Roebuck, Owen C.B.E., Q.H.C. (1899-1981)

Transcription of obituary published in the Minutes of Conference

OWEN ROEBUCK, C.B.E., Q.H.C.: born in Penistone, Yorkshire on 21st March 1899. After service in the Royal Navy during the 1914-18 war, he was accepted for the Primitive Methodist ministry in 1922 and following a year’s pre-collegiate service in the Chesterfield (1) Circuit, he was trained at Hartley College.

When he had completed only two years ministry in the Cambridge Circuit, in response to an approach to the Methodist Church from the Royal Navy, Owen was chosen to be the first full-time Free-Church Chaplain to the Navy. This pioneering ministry began in 1927 with an experimental appointment to the Mediterranean Fleet. After six years based at Malta, he was transferred to the Training Establishment at Portsmouth; H.M.S. Ganges, where he spent the difficult and dangerous war years. After a second Mediterranean Tour, he was promoted to the Admiralty as Principal Free Church Chaplain, where he completed twenty-eight years of magnificent service, officially recognised first by the award of the O.B.E., then of the C.B.E. in the New Year’s Honours of 1955.

On his retirement from the Royal Navy, he became Superintendent of the Bromley (Kent) Circuit in response to an appeal from them, when their Superintendent, the Rev. F. R. Ducker, was made Chairman of the District. Superannuating after six years at Bromley, he became Chaplain to Farnborough Hospital and then to Biggin Hill Royal Air Force Station, finally retiring at eighty years of age. 

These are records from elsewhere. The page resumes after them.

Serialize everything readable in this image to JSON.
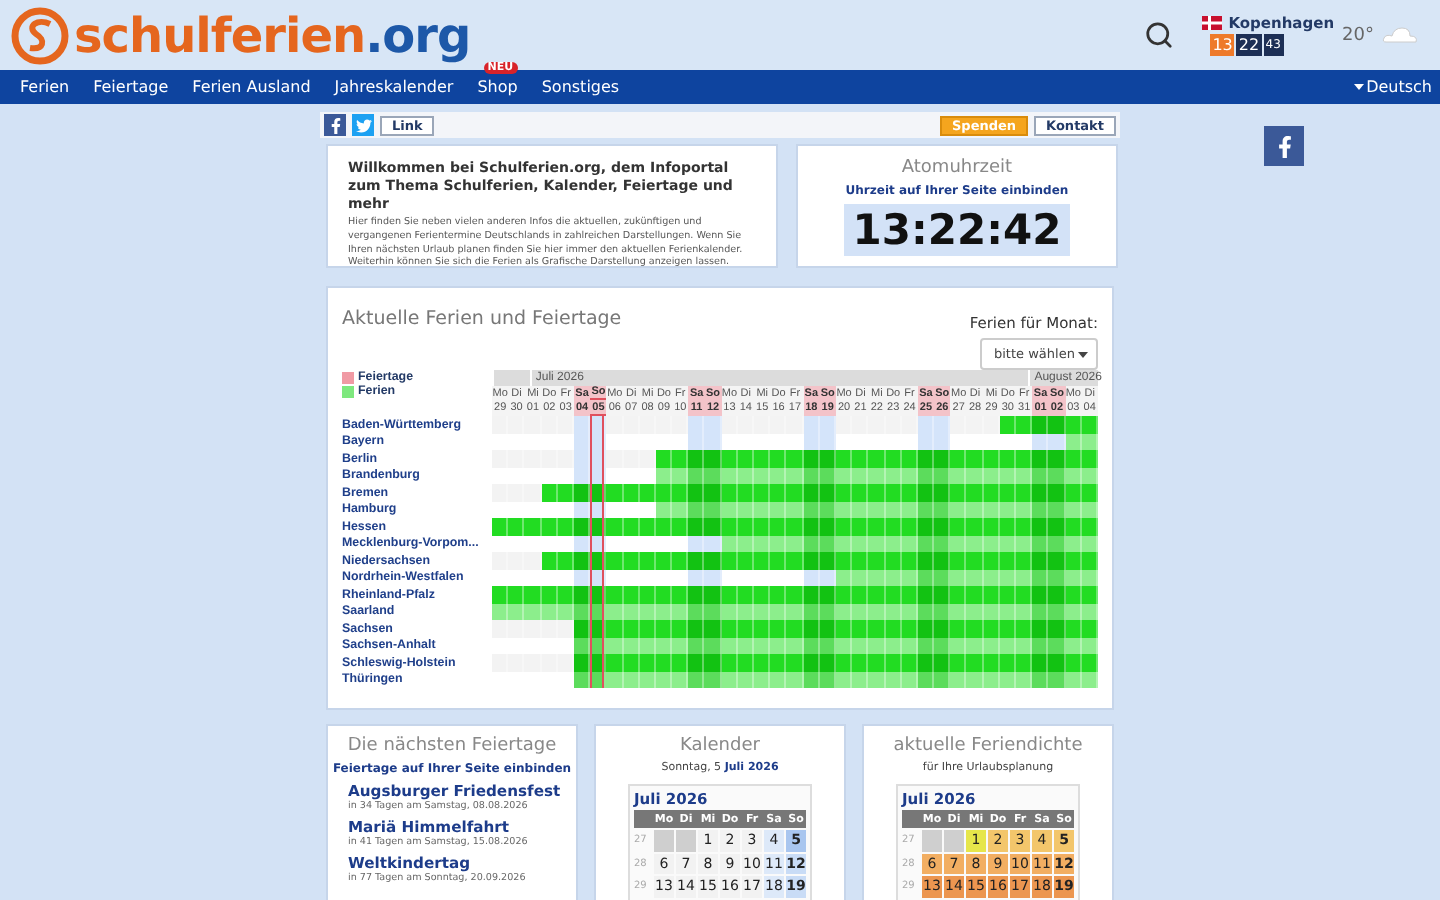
{
  "header": {
    "logo_name": "schulferien",
    "logo_tld": ".org",
    "weather": {
      "city": "Kopenhagen",
      "hours": "13",
      "minutes": "22",
      "seconds": "43",
      "temperature": "20°"
    }
  },
  "nav": {
    "items": [
      {
        "label": "Ferien"
      },
      {
        "label": "Feiertage"
      },
      {
        "label": "Ferien Ausland"
      },
      {
        "label": "Jahreskalender"
      },
      {
        "label": "Shop",
        "badge": "NEU"
      },
      {
        "label": "Sonstiges"
      }
    ],
    "language": "Deutsch"
  },
  "toolbar": {
    "link": "Link",
    "donate": "Spenden",
    "contact": "Kontakt"
  },
  "welcome": {
    "title": "Willkommen bei Schulferien.org, dem Infoportal zum Thema Schulferien, Kalender, Feiertage und mehr",
    "text": "Hier finden Sie neben vielen anderen Infos die aktuellen, zukünftigen und vergangenen Ferientermine Deutschlands in zahlreichen Darstellungen. Wenn Sie Ihren nächsten Urlaub planen finden Sie hier immer den aktuellen Ferienkalender. Weiterhin können Sie sich die Ferien als Grafische Darstellung anzeigen lassen."
  },
  "clock": {
    "title": "Atomuhrzeit",
    "embed_link": "Uhrzeit auf Ihrer Seite einbinden",
    "time": "13:22:42"
  },
  "holidays_map": {
    "title": "Aktuelle Ferien und Feiertage",
    "month_label": "Ferien für Monat:",
    "month_select": {
      "placeholder": "bitte wählen"
    },
    "legend": [
      {
        "label": "Feiertage",
        "color": "#f09aa4"
      },
      {
        "label": "Ferien",
        "color": "#7ee87e"
      }
    ],
    "days": [
      {
        "weekday": "Mo",
        "day": "29",
        "weekend": false,
        "today": false
      },
      {
        "weekday": "Di",
        "day": "30",
        "weekend": false,
        "today": false
      },
      {
        "weekday": "Mi",
        "day": "01",
        "weekend": false,
        "today": false,
        "month_label": "Juli 2026"
      },
      {
        "weekday": "Do",
        "day": "02",
        "weekend": false,
        "today": false
      },
      {
        "weekday": "Fr",
        "day": "03",
        "weekend": false,
        "today": false
      },
      {
        "weekday": "Sa",
        "day": "04",
        "weekend": true,
        "today": false
      },
      {
        "weekday": "So",
        "day": "05",
        "weekend": true,
        "today": true
      },
      {
        "weekday": "Mo",
        "day": "06",
        "weekend": false,
        "today": false
      },
      {
        "weekday": "Di",
        "day": "07",
        "weekend": false,
        "today": false
      },
      {
        "weekday": "Mi",
        "day": "08",
        "weekend": false,
        "today": false
      },
      {
        "weekday": "Do",
        "day": "09",
        "weekend": false,
        "today": false
      },
      {
        "weekday": "Fr",
        "day": "10",
        "weekend": false,
        "today": false
      },
      {
        "weekday": "Sa",
        "day": "11",
        "weekend": true,
        "today": false
      },
      {
        "weekday": "So",
        "day": "12",
        "weekend": true,
        "today": false
      },
      {
        "weekday": "Mo",
        "day": "13",
        "weekend": false,
        "today": false
      },
      {
        "weekday": "Di",
        "day": "14",
        "weekend": false,
        "today": false
      },
      {
        "weekday": "Mi",
        "day": "15",
        "weekend": false,
        "today": false
      },
      {
        "weekday": "Do",
        "day": "16",
        "weekend": false,
        "today": false
      },
      {
        "weekday": "Fr",
        "day": "17",
        "weekend": false,
        "today": false
      },
      {
        "weekday": "Sa",
        "day": "18",
        "weekend": true,
        "today": false
      },
      {
        "weekday": "So",
        "day": "19",
        "weekend": true,
        "today": false
      },
      {
        "weekday": "Mo",
        "day": "20",
        "weekend": false,
        "today": false
      },
      {
        "weekday": "Di",
        "day": "21",
        "weekend": false,
        "today": false
      },
      {
        "weekday": "Mi",
        "day": "22",
        "weekend": false,
        "today": false
      },
      {
        "weekday": "Do",
        "day": "23",
        "weekend": false,
        "today": false
      },
      {
        "weekday": "Fr",
        "day": "24",
        "weekend": false,
        "today": false
      },
      {
        "weekday": "Sa",
        "day": "25",
        "weekend": true,
        "today": false
      },
      {
        "weekday": "So",
        "day": "26",
        "weekend": true,
        "today": false
      },
      {
        "weekday": "Mo",
        "day": "27",
        "weekend": false,
        "today": false
      },
      {
        "weekday": "Di",
        "day": "28",
        "weekend": false,
        "today": false
      },
      {
        "weekday": "Mi",
        "day": "29",
        "weekend": false,
        "today": false
      },
      {
        "weekday": "Do",
        "day": "30",
        "weekend": false,
        "today": false
      },
      {
        "weekday": "Fr",
        "day": "31",
        "weekend": false,
        "today": false
      },
      {
        "weekday": "Sa",
        "day": "01",
        "weekend": true,
        "today": false,
        "month_label": "August 2026"
      },
      {
        "weekday": "So",
        "day": "02",
        "weekend": true,
        "today": false
      },
      {
        "weekday": "Mo",
        "day": "03",
        "weekend": false,
        "today": false
      },
      {
        "weekday": "Di",
        "day": "04",
        "weekend": false,
        "today": false
      }
    ],
    "states": [
      {
        "name": "Baden-Württemberg",
        "ferien": [
          false,
          false,
          false,
          false,
          false,
          false,
          false,
          false,
          false,
          false,
          false,
          false,
          false,
          false,
          false,
          false,
          false,
          false,
          false,
          false,
          false,
          false,
          false,
          false,
          false,
          false,
          false,
          false,
          false,
          false,
          false,
          true,
          true,
          true,
          true,
          true,
          true
        ]
      },
      {
        "name": "Bayern",
        "ferien": [
          false,
          false,
          false,
          false,
          false,
          false,
          false,
          false,
          false,
          false,
          false,
          false,
          false,
          false,
          false,
          false,
          false,
          false,
          false,
          false,
          false,
          false,
          false,
          false,
          false,
          false,
          false,
          false,
          false,
          false,
          false,
          false,
          false,
          false,
          false,
          true,
          true
        ]
      },
      {
        "name": "Berlin",
        "ferien": [
          false,
          false,
          false,
          false,
          false,
          false,
          false,
          false,
          false,
          false,
          true,
          true,
          true,
          true,
          true,
          true,
          true,
          true,
          true,
          true,
          true,
          true,
          true,
          true,
          true,
          true,
          true,
          true,
          true,
          true,
          true,
          true,
          true,
          true,
          true,
          true,
          true
        ]
      },
      {
        "name": "Brandenburg",
        "ferien": [
          false,
          false,
          false,
          false,
          false,
          false,
          false,
          false,
          false,
          false,
          true,
          true,
          true,
          true,
          true,
          true,
          true,
          true,
          true,
          true,
          true,
          true,
          true,
          true,
          true,
          true,
          true,
          true,
          true,
          true,
          true,
          true,
          true,
          true,
          true,
          true,
          true
        ]
      },
      {
        "name": "Bremen",
        "ferien": [
          false,
          false,
          false,
          true,
          true,
          true,
          true,
          true,
          true,
          true,
          true,
          true,
          true,
          true,
          true,
          true,
          true,
          true,
          true,
          true,
          true,
          true,
          true,
          true,
          true,
          true,
          true,
          true,
          true,
          true,
          true,
          true,
          true,
          true,
          true,
          true,
          true
        ]
      },
      {
        "name": "Hamburg",
        "ferien": [
          false,
          false,
          false,
          false,
          false,
          false,
          false,
          false,
          false,
          false,
          true,
          true,
          true,
          true,
          true,
          true,
          true,
          true,
          true,
          true,
          true,
          true,
          true,
          true,
          true,
          true,
          true,
          true,
          true,
          true,
          true,
          true,
          true,
          true,
          true,
          true,
          true
        ]
      },
      {
        "name": "Hessen",
        "ferien": [
          true,
          true,
          true,
          true,
          true,
          true,
          true,
          true,
          true,
          true,
          true,
          true,
          true,
          true,
          true,
          true,
          true,
          true,
          true,
          true,
          true,
          true,
          true,
          true,
          true,
          true,
          true,
          true,
          true,
          true,
          true,
          true,
          true,
          true,
          true,
          true,
          true
        ]
      },
      {
        "name": "Mecklenburg-Vorpom...",
        "ferien": [
          false,
          false,
          false,
          false,
          false,
          false,
          false,
          false,
          false,
          false,
          false,
          false,
          false,
          false,
          true,
          true,
          true,
          true,
          true,
          true,
          true,
          true,
          true,
          true,
          true,
          true,
          true,
          true,
          true,
          true,
          true,
          true,
          true,
          true,
          true,
          true,
          true
        ]
      },
      {
        "name": "Niedersachsen",
        "ferien": [
          false,
          false,
          false,
          true,
          true,
          true,
          true,
          true,
          true,
          true,
          true,
          true,
          true,
          true,
          true,
          true,
          true,
          true,
          true,
          true,
          true,
          true,
          true,
          true,
          true,
          true,
          true,
          true,
          true,
          true,
          true,
          true,
          true,
          true,
          true,
          true,
          true
        ]
      },
      {
        "name": "Nordrhein-Westfalen",
        "ferien": [
          false,
          false,
          false,
          false,
          false,
          false,
          false,
          false,
          false,
          false,
          false,
          false,
          false,
          false,
          false,
          false,
          false,
          false,
          false,
          false,
          false,
          true,
          true,
          true,
          true,
          true,
          true,
          true,
          true,
          true,
          true,
          true,
          true,
          true,
          true,
          true,
          true
        ]
      },
      {
        "name": "Rheinland-Pfalz",
        "ferien": [
          true,
          true,
          true,
          true,
          true,
          true,
          true,
          true,
          true,
          true,
          true,
          true,
          true,
          true,
          true,
          true,
          true,
          true,
          true,
          true,
          true,
          true,
          true,
          true,
          true,
          true,
          true,
          true,
          true,
          true,
          true,
          true,
          true,
          true,
          true,
          true,
          true
        ]
      },
      {
        "name": "Saarland",
        "ferien": [
          true,
          true,
          true,
          true,
          true,
          true,
          true,
          true,
          true,
          true,
          true,
          true,
          true,
          true,
          true,
          true,
          true,
          true,
          true,
          true,
          true,
          true,
          true,
          true,
          true,
          true,
          true,
          true,
          true,
          true,
          true,
          true,
          true,
          true,
          true,
          true,
          true
        ]
      },
      {
        "name": "Sachsen",
        "ferien": [
          false,
          false,
          false,
          false,
          false,
          true,
          true,
          true,
          true,
          true,
          true,
          true,
          true,
          true,
          true,
          true,
          true,
          true,
          true,
          true,
          true,
          true,
          true,
          true,
          true,
          true,
          true,
          true,
          true,
          true,
          true,
          true,
          true,
          true,
          true,
          true,
          true
        ]
      },
      {
        "name": "Sachsen-Anhalt",
        "ferien": [
          false,
          false,
          false,
          false,
          false,
          true,
          true,
          true,
          true,
          true,
          true,
          true,
          true,
          true,
          true,
          true,
          true,
          true,
          true,
          true,
          true,
          true,
          true,
          true,
          true,
          true,
          true,
          true,
          true,
          true,
          true,
          true,
          true,
          true,
          true,
          true,
          true
        ]
      },
      {
        "name": "Schleswig-Holstein",
        "ferien": [
          false,
          false,
          false,
          false,
          false,
          true,
          true,
          true,
          true,
          true,
          true,
          true,
          true,
          true,
          true,
          true,
          true,
          true,
          true,
          true,
          true,
          true,
          true,
          true,
          true,
          true,
          true,
          true,
          true,
          true,
          true,
          true,
          true,
          true,
          true,
          true,
          true
        ]
      },
      {
        "name": "Thüringen",
        "ferien": [
          false,
          false,
          false,
          false,
          false,
          true,
          true,
          true,
          true,
          true,
          true,
          true,
          true,
          true,
          true,
          true,
          true,
          true,
          true,
          true,
          true,
          true,
          true,
          true,
          true,
          true,
          true,
          true,
          true,
          true,
          true,
          true,
          true,
          true,
          true,
          true,
          true
        ]
      }
    ]
  },
  "next_holidays": {
    "title": "Die nächsten Feiertage",
    "embed_link": "Feiertage auf Ihrer Seite einbinden",
    "items": [
      {
        "name": "Augsburger Friedensfest",
        "detail": "in 34 Tagen am Samstag, 08.08.2026"
      },
      {
        "name": "Mariä Himmelfahrt",
        "detail": "in 41 Tagen am Samstag, 15.08.2026"
      },
      {
        "name": "Weltkindertag",
        "detail": "in 77 Tagen am Sonntag, 20.09.2026"
      }
    ]
  },
  "calendar": {
    "title": "Kalender",
    "date": "Sonntag, 5 **Juli 2026**",
    "month": "Juli 2026",
    "weekdays": [
      "Mo",
      "Di",
      "Mi",
      "Do",
      "Fr",
      "Sa",
      "So"
    ],
    "weeks": [
      {
        "number": "27",
        "days": [
          {
            "kind": "blank"
          },
          {
            "kind": "blank"
          },
          {
            "kind": "day",
            "label": "1",
            "weekend": false,
            "selected": false
          },
          {
            "kind": "day",
            "label": "2",
            "weekend": false,
            "selected": false
          },
          {
            "kind": "day",
            "label": "3",
            "weekend": false,
            "selected": false
          },
          {
            "kind": "day",
            "label": "4",
            "weekend": true,
            "selected": false
          },
          {
            "kind": "day",
            "label": "5",
            "weekend": true,
            "selected": true
          }
        ]
      },
      {
        "number": "28",
        "days": [
          {
            "kind": "day",
            "label": "6",
            "weekend": false,
            "selected": false
          },
          {
            "kind": "day",
            "label": "7",
            "weekend": false,
            "selected": false
          },
          {
            "kind": "day",
            "label": "8",
            "weekend": false,
            "selected": false
          },
          {
            "kind": "day",
            "label": "9",
            "weekend": false,
            "selected": false
          },
          {
            "kind": "day",
            "label": "10",
            "weekend": false,
            "selected": false
          },
          {
            "kind": "day",
            "label": "11",
            "weekend": true,
            "selected": false
          },
          {
            "kind": "day",
            "label": "12",
            "weekend": true,
            "selected": false
          }
        ]
      },
      {
        "number": "29",
        "days": [
          {
            "kind": "day",
            "label": "13",
            "weekend": false,
            "selected": false
          },
          {
            "kind": "day",
            "label": "14",
            "weekend": false,
            "selected": false
          },
          {
            "kind": "day",
            "label": "15",
            "weekend": false,
            "selected": false
          },
          {
            "kind": "day",
            "label": "16",
            "weekend": false,
            "selected": false
          },
          {
            "kind": "day",
            "label": "17",
            "weekend": false,
            "selected": false
          },
          {
            "kind": "day",
            "label": "18",
            "weekend": true,
            "selected": false
          },
          {
            "kind": "day",
            "label": "19",
            "weekend": true,
            "selected": false
          }
        ]
      }
    ]
  },
  "density": {
    "title": "aktuelle Feriendichte",
    "subtitle": "für Ihre Urlaubsplanung",
    "month": "Juli 2026",
    "weekdays": [
      "Mo",
      "Di",
      "Mi",
      "Do",
      "Fr",
      "Sa",
      "So"
    ],
    "weeks": [
      {
        "number": "27",
        "days": [
          {
            "kind": "blank"
          },
          {
            "kind": "blank"
          },
          {
            "kind": "day",
            "label": "1",
            "color": "#e6e64a"
          },
          {
            "kind": "day",
            "label": "2",
            "color": "#f3c66b"
          },
          {
            "kind": "day",
            "label": "3",
            "color": "#f3c66b"
          },
          {
            "kind": "day",
            "label": "4",
            "color": "#f3c66b"
          },
          {
            "kind": "day",
            "label": "5",
            "color": "#f3c66b"
          }
        ]
      },
      {
        "number": "28",
        "days": [
          {
            "kind": "day",
            "label": "6",
            "color": "#f2ae62"
          },
          {
            "kind": "day",
            "label": "7",
            "color": "#f2ae62"
          },
          {
            "kind": "day",
            "label": "8",
            "color": "#f2ae62"
          },
          {
            "kind": "day",
            "label": "9",
            "color": "#f2ae62"
          },
          {
            "kind": "day",
            "label": "10",
            "color": "#f2ae62"
          },
          {
            "kind": "day",
            "label": "11",
            "color": "#f2ae62"
          },
          {
            "kind": "day",
            "label": "12",
            "color": "#f2ae62"
          }
        ]
      },
      {
        "number": "29",
        "days": [
          {
            "kind": "day",
            "label": "13",
            "color": "#ec9650"
          },
          {
            "kind": "day",
            "label": "14",
            "color": "#ec9650"
          },
          {
            "kind": "day",
            "label": "15",
            "color": "#ec9650"
          },
          {
            "kind": "day",
            "label": "16",
            "color": "#ec9650"
          },
          {
            "kind": "day",
            "label": "17",
            "color": "#ec9650"
          },
          {
            "kind": "day",
            "label": "18",
            "color": "#ec9650"
          },
          {
            "kind": "day",
            "label": "19",
            "color": "#ec9650"
          }
        ]
      }
    ]
  }
}
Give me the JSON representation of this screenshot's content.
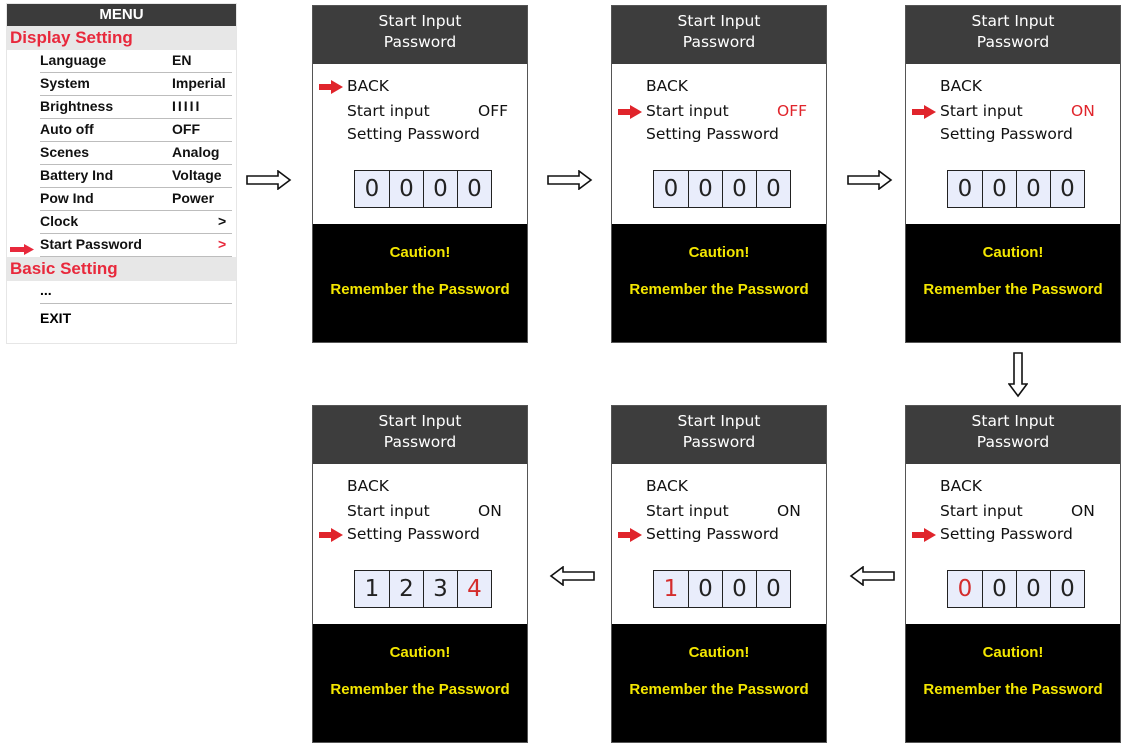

The records themselves indicate a ministry of singular significance, broad dimensions and incredible durability. Yet throughout it all, Owen Roebuck remained the most self-effacing, generously kind and warmly compassionate of men. Primarily, it was his deeply caring humanity which made him such a greatly loved pastor and effective minister of the gospel among ‘all sorts and conditions of men’, within the Services, the Methodist Church and beyond. In this he was perfectly partnered by his wife Celia, together, creating a home and a family which was freely shared with hundreds of service personnel who became part of their very large extended family. Their Golden Wedding celebrations were shadowed by the distressing illness and death of their daughter Sylvia. Yet sustained by their family and surrounded by a crowd of caring friends, they continued to live out that faith in their Lord with which they had influenced and inspired so many others in testing situations. 

Owen died on 23rd June 1981 in the eighty-third year of his life and the fifty-seventh year of his ministry.

Family

Owen was born on 21 March 1899 at Penistone, Yorkshire, to parents Julian, a stone mason, and Elizabeth.

He married Hannah Smith (1905-1982) in the summer of 1930 at Grassmoor Hasland PM Chapel, Derbyshire. Birth records identify two children.

  • Sylvia Joan (b1932) – married Brian M Hodkinson in 1955
  • Margaret Joyce (b1936) – married Alan Ernest Tompkins in 1959

Owen died on 23 June 1981 at Orpington, Kent.

Circuits

  • 1922 Chesterfield
  • 1924 Hartley
  • 1926 Cambridge
  • 1928 Chaplain, Royal Navy
  • 1956 Bromley Com
  • 1957 Bromley
  • 1962 Orpington (S)

References

Methodist Minutes 1982/81

W Leary, Directory of Primitive Methodist Ministers and their Circuits, 1990

Census Returns and Births, Marriages & Deaths Registers

Comments about this page

  • Owen and Celia Roebuck had a son who was born 15th October 1947. He attended Prior’s Court Prep School, Chieveley, near Newbury and Kingswood School, Bath. He was a friend of mine at school and on occasion I met both his parents.